Delta Function as a limit

The result above used in quantum mechanics or QFT is named Sokhotski-Plemelj formula and only makes sense when associated to a certain space $\mathcal{D}$ of test functions, i.e. its a functional expression over generalized functions $\phi(x)$. So, the equality stated by the formula needs an arbitrary function to be applied.

$\displaystyle \lim_{\eta \to 0} \int_{-\infty}^{\infty} {\frac{\phi(x)\,dx}{x\pm i\eta}} = \mathcal{P}\int_{-\infty}^{\infty} \phi(x)\left ({\frac{1}{x}}\right ) dx\mp i\pi\int_{-\infty}^{\infty} \phi(x)\,\delta(x)\,dx\,,\quad \text{since} \,x=\omega-\omega_0$.

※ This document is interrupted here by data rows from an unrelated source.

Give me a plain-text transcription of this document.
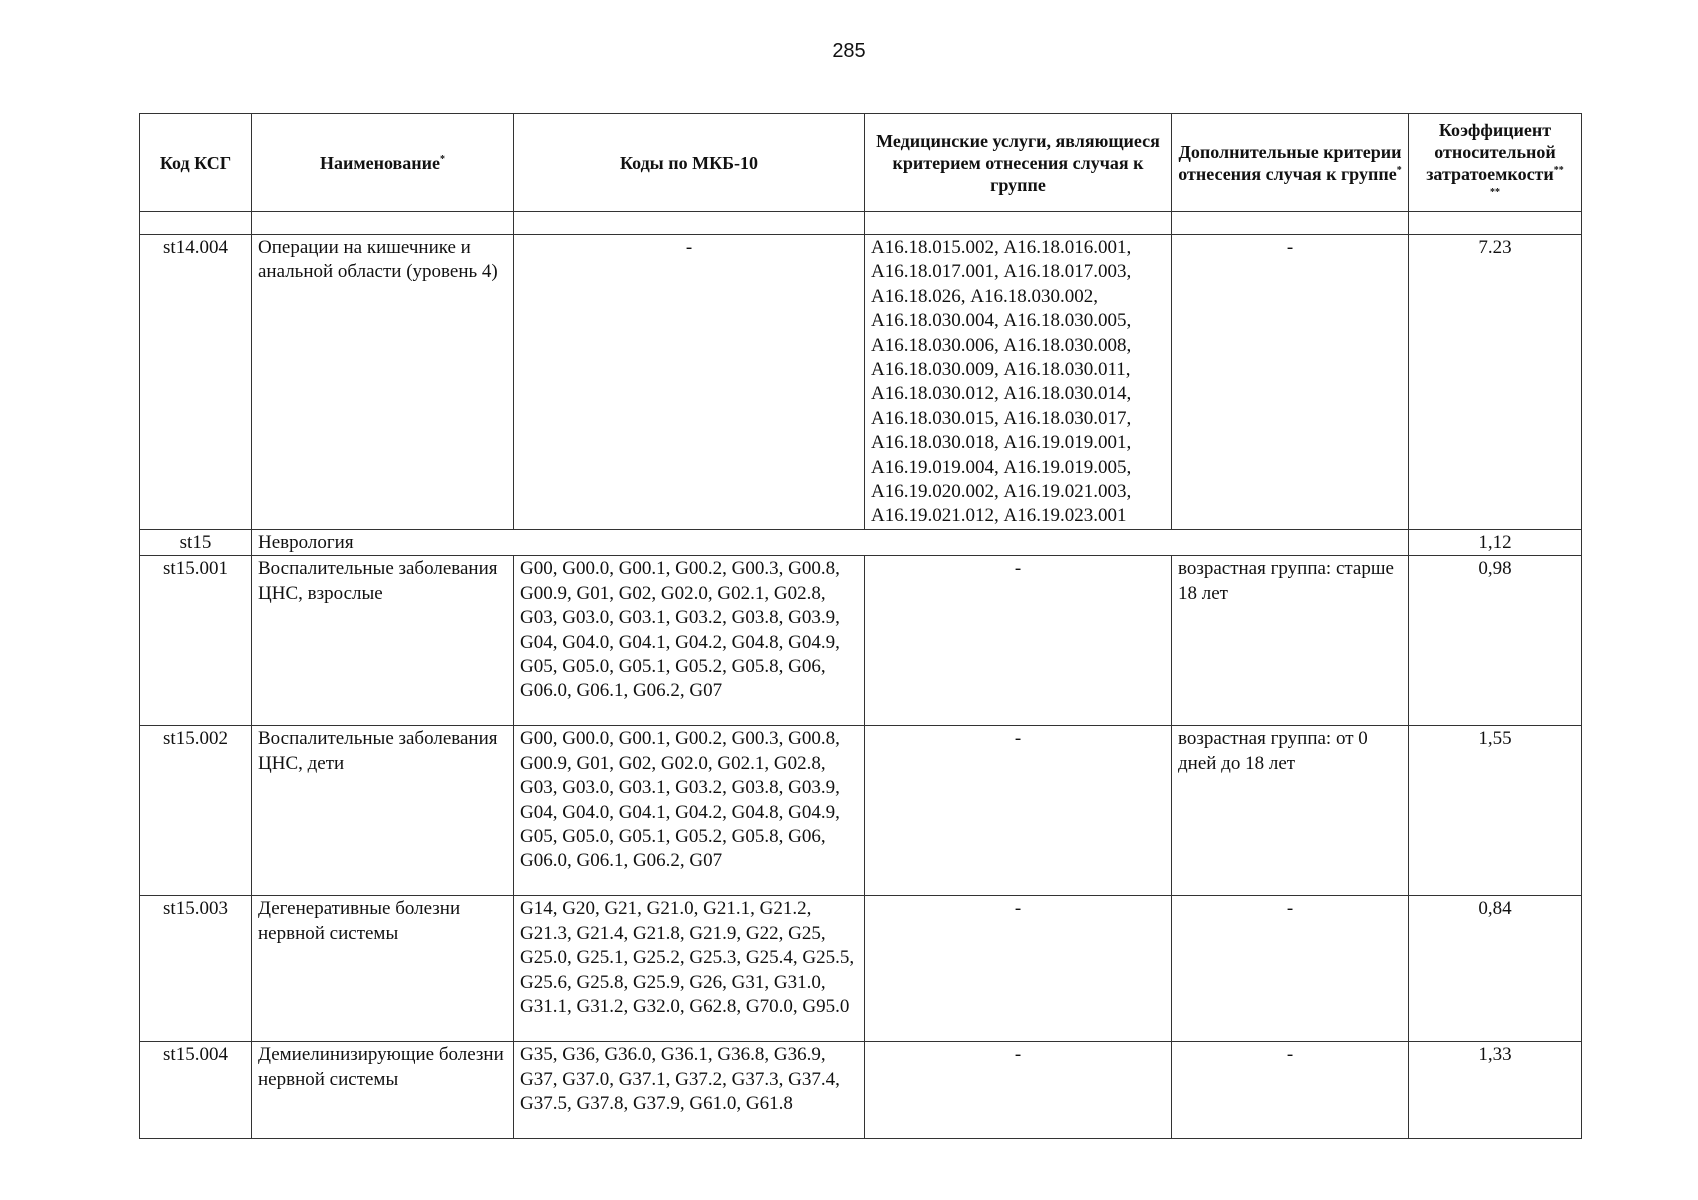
285
Код КСГ	Наименование*	Коды по МКБ-10	Медицинские услуги, являющиеся критерием отнесения случая к группе	Дополнительные критерии отнесения случая к группе*	Коэффициент относительной затратоемкости**
**

st14.004	Операции на кишечнике и анальной области (уровень 4)	-	А16.18.015.002, А16.18.016.001, А16.18.017.001, А16.18.017.003, А16.18.026, А16.18.030.002, А16.18.030.004, А16.18.030.005, А16.18.030.006, А16.18.030.008, А16.18.030.009, А16.18.030.011, А16.18.030.012, А16.18.030.014, А16.18.030.015, А16.18.030.017, А16.18.030.018, А16.19.019.001, А16.19.019.004, А16.19.019.005, А16.19.020.002, А16.19.021.003, А16.19.021.012, А16.19.023.001	-	7.23
st15	Неврология				1,12
st15.001	Воспалительные заболевания ЦНС, взрослые	G00, G00.0, G00.1, G00.2, G00.3, G00.8, G00.9, G01, G02, G02.0, G02.1, G02.8, G03, G03.0, G03.1, G03.2, G03.8, G03.9, G04, G04.0, G04.1, G04.2, G04.8, G04.9, G05, G05.0, G05.1, G05.2, G05.8, G06, G06.0, G06.1, G06.2, G07	-	возрастная группа: старше 18 лет	0,98
st15.002	Воспалительные заболевания ЦНС, дети	G00, G00.0, G00.1, G00.2, G00.3, G00.8, G00.9, G01, G02, G02.0, G02.1, G02.8, G03, G03.0, G03.1, G03.2, G03.8, G03.9, G04, G04.0, G04.1, G04.2, G04.8, G04.9, G05, G05.0, G05.1, G05.2, G05.8, G06, G06.0, G06.1, G06.2, G07	-	возрастная группа: от 0 дней до 18 лет	1,55
st15.003	Дегенеративные болезни нервной системы	G14, G20, G21, G21.0, G21.1, G21.2, G21.3, G21.4, G21.8, G21.9, G22, G25, G25.0, G25.1, G25.2, G25.3, G25.4, G25.5, G25.6, G25.8, G25.9, G26, G31, G31.0, G31.1, G31.2, G32.0, G62.8, G70.0, G95.0	-	-	0,84
st15.004	Демиелинизирующие болезни нервной системы	G35, G36, G36.0, G36.1, G36.8, G36.9, G37, G37.0, G37.1, G37.2, G37.3, G37.4, G37.5, G37.8, G37.9, G61.0, G61.8	-	-	1,33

Unless this distribution $\phi(x)$ is defined its hard to MMA understands this functional relation and produce a symbolic answer. For example, if we put $\phi(x)=1$ the code will look like this

Limit[Integrate[1/(\[Omega] - \[Omega]0 + I \[Eta]),
   {\[Omega], -\[Infinity], \[Infinity]}, PrincipalValue -> True,
   Assumptions -> Re[\[Eta]] > 0 && Im[\[Eta]] == 0  && 
    \[Omega]0 \[Element] Reals], \[Eta] -> 0, Direction -> -1]

which results

$-i\pi$

You can get Mathematica to produce the desired result in full generality by using its ability to produce distributions as output of Fourier transforms.

Try the following:

spf = Assuming[ω0 ∈ Reals, 
  InverseFourierTransform[
   Limit[
    FourierTransform[
     1/(ω - ω0 - I η), 
    ω, t],
   η -> 0], 
  t, ω]]

$$\frac{1}{\omega -\text{$\omega $0}}+i \pi \delta (\omega -\text{$\omega $0})$$

This is almost what the theorem says. You just have to make sure that you use this result the right way. In particular, since it's meant to be a distribution, it has to be used in an integral. And this integral then must be treated as a principal-value integral. Fortunately, there is an option for this in Integrate:

Take for example a specific choice of function $\phi(\omega)$ and $\phi_0$ to test the result above:

ϕ[ω_] := Sinc[ω - 1]

Block[{ω0 = 0},
 Integrate[ϕ[ω] spf, {ω, -Infinity, Infinity}, PrincipalValue -> True]]

$\pi -\pi \cos (1)$

The trick here was to add the option PrincipalValue -> True. The combination of FourierTransform and its inverse above sandwiches the Limit in which $\eta\to 0$ is taken. This reflects the fact that the naive limit is wrong, and you're intending for that limit to be taken only after the integration.

As mentioned in the comment, it's also important to specify that $\omega0$ is real: I do that in Assuming. The theorem tacitly assumes that our final integration variable $\omega$ is real, and then the result is true only if the pole is on the real axis as well.